Cinémas, théâtres, musées ne rouvriront pas pour les fêtes de Noël en France. Nos voisins européens n'échappent pas non plus à ces restrictions. La pandémie révèle la méconnaissance d'un secteur qui ne réclame pas de traitement de faveur mais d'être reconnu à sa juste valeur.
Pas d'exception culturelle en France : les théâtres, cinémas et musées restent fermés au moins jusqu'au 7 janvier à cause de la crise sanitaire. Et des milliers de professionnels et d'artistes en colère viennent notamment d'engager un référé-liberté contre cette décision du gouvernement. Comment ailleurs en Europe évolue la situation culturelle ? Exemples en Espagne, en Grande-Bretagne, en Allemagne et en Italie.
Le sentiment d’abandon du flamenco espagnol est immense
Depuis le 13 mars 2020, le gouvernement central de Madrid n’a pas concédé le moindre geste aux "tablaos", ces temples fiévreux d’une musique et d’une danse, élevée au rang de patrimoine culturel immatériel de l’Humanité en 2012. Rien ou presque rien. La seule initiative de Madrid se résume à son "Plan d’impact pour la Culture" visant à renforcer la programmation des spectacles de Flamenco à la télévision, et à accompagner les associations de Flamenco pour qu’elles se produisent en ligne. Mais à part ça, aucune aide financière, le seul soutien est venu des communautés autonomes pour assurer le paiement des loyers et éviter aux locataires des "tablaos" de finir à la rue. "Au total, six des vingt et une salles madrilènes ont mis la clé sous la porte depuis le début de la pandémie", apprenait-on récemment dans Le Monde.

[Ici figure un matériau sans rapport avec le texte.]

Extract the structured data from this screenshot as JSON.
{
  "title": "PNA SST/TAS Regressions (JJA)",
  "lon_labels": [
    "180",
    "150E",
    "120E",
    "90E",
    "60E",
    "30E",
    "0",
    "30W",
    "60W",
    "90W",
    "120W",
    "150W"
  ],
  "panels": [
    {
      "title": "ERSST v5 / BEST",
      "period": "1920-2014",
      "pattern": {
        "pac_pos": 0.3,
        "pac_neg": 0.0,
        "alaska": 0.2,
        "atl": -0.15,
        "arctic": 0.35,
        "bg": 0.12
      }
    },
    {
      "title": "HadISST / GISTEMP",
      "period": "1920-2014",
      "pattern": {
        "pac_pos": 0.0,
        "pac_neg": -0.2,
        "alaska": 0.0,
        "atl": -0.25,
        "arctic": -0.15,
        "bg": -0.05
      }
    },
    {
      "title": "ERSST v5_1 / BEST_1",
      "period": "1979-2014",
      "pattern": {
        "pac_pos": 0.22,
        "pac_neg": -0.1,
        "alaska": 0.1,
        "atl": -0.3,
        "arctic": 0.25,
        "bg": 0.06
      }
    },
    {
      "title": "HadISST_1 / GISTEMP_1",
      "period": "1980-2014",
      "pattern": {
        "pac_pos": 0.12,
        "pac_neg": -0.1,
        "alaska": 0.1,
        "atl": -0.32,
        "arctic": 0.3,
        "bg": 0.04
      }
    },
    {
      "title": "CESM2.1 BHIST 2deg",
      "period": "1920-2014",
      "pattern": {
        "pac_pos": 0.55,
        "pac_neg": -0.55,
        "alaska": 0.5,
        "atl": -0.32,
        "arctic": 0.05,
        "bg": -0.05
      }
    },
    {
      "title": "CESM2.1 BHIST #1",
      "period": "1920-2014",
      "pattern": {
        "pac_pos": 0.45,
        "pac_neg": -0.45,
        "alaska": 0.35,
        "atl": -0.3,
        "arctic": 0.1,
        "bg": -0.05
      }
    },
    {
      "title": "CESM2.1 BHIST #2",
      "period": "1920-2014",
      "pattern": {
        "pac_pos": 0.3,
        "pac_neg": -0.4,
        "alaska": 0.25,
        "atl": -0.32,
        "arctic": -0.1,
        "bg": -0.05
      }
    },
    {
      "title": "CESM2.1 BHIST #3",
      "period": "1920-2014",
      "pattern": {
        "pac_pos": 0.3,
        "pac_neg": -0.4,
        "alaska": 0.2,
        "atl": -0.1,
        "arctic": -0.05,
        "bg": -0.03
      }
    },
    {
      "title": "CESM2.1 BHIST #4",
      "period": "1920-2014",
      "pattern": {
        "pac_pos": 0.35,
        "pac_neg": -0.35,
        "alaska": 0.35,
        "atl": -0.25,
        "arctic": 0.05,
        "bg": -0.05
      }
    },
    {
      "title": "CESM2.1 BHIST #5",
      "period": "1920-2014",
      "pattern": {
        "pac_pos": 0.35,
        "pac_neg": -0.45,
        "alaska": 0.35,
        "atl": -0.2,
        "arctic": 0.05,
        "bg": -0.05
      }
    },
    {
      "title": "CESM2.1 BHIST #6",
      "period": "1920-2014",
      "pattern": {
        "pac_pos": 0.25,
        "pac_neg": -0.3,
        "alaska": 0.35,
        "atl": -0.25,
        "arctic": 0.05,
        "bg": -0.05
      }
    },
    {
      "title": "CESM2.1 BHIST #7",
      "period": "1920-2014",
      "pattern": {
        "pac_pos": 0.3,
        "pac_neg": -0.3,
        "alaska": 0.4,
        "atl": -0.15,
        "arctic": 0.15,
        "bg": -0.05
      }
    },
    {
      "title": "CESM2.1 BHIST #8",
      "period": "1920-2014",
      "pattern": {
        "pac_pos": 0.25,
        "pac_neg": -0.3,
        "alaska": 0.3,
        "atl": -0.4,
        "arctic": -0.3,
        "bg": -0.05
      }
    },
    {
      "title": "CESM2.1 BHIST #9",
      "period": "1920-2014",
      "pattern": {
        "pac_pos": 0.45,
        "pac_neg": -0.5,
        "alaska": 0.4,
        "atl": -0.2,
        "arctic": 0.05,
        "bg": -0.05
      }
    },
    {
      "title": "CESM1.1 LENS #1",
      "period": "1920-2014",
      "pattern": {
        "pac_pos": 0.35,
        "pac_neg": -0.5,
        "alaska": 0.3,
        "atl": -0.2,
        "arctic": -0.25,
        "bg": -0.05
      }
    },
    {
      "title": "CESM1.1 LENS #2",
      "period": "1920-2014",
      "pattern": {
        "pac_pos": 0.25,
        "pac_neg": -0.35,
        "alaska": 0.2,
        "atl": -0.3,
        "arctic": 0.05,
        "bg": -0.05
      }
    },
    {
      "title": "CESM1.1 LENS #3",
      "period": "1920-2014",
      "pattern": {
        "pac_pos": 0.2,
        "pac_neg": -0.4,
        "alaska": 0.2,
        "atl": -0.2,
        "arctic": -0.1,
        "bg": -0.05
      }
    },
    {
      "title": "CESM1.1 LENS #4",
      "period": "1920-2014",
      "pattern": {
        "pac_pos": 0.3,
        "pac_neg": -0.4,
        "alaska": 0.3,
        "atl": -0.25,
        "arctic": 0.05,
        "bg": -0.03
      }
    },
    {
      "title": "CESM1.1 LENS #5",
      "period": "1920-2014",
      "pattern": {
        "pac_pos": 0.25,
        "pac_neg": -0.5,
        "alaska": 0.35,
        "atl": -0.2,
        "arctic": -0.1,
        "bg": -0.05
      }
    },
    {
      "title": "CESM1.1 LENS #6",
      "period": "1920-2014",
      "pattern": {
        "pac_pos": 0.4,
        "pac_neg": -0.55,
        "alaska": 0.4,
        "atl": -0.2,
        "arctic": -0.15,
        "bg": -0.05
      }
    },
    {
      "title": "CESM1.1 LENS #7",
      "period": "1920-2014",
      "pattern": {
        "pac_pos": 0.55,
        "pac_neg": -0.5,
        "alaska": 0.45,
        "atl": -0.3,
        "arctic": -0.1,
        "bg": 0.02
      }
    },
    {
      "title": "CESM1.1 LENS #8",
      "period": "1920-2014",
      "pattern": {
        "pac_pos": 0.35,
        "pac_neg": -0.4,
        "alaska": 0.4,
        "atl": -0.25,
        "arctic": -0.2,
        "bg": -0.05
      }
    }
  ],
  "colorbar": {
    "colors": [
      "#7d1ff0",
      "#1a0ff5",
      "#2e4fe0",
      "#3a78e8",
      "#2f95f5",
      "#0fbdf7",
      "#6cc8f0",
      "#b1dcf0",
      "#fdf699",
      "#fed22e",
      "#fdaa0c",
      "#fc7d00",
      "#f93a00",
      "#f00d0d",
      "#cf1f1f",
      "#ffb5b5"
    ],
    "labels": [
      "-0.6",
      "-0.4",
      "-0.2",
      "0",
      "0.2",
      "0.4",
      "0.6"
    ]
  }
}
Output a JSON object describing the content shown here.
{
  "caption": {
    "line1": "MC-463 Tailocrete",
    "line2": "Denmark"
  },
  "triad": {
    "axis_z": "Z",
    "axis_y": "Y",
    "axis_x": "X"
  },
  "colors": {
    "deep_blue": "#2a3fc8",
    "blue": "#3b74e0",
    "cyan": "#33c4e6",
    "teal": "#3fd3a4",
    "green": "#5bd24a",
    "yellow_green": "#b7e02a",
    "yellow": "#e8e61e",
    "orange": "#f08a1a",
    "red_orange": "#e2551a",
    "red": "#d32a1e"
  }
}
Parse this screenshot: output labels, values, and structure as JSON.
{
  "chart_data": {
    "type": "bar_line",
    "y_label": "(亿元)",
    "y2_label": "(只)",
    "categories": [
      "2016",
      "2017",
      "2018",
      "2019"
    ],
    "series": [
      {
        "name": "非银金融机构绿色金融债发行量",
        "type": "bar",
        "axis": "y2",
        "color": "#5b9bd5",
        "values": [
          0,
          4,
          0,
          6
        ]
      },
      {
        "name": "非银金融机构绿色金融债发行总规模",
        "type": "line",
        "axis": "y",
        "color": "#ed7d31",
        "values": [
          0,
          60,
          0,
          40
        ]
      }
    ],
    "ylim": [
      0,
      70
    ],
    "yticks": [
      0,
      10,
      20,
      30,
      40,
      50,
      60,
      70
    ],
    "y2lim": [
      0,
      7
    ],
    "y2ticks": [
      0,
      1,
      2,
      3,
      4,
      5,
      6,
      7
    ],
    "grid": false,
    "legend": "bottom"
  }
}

90% du public de Flamenco vient d’ailleurs, la fermeture des frontières et la faible fréquentation touristique de l’été ont fait sombrer cette inestimable vitrine de la Culture espagnole. Une enquête très détaillée du syndicat Union Flamenca, datée du 18 novembre, révèle que 42% des musiciens, chanteurs, danseurs qui vivent cet art envisagent d’abandonner la profession s'ils ne retrouvent pas de travail d'ici quelque temps. Alors que, selon cette même source, la grande majorité des professionnels ne reçoivent aucune aide (62,7%). "Si nous disparaissons, une partie du Flamenco mourra avec nous !" s’alarmait récemment Federico Escudero, président de l’association nationale de tablaos flamencos, dans le quotidien en ligne Voz de America.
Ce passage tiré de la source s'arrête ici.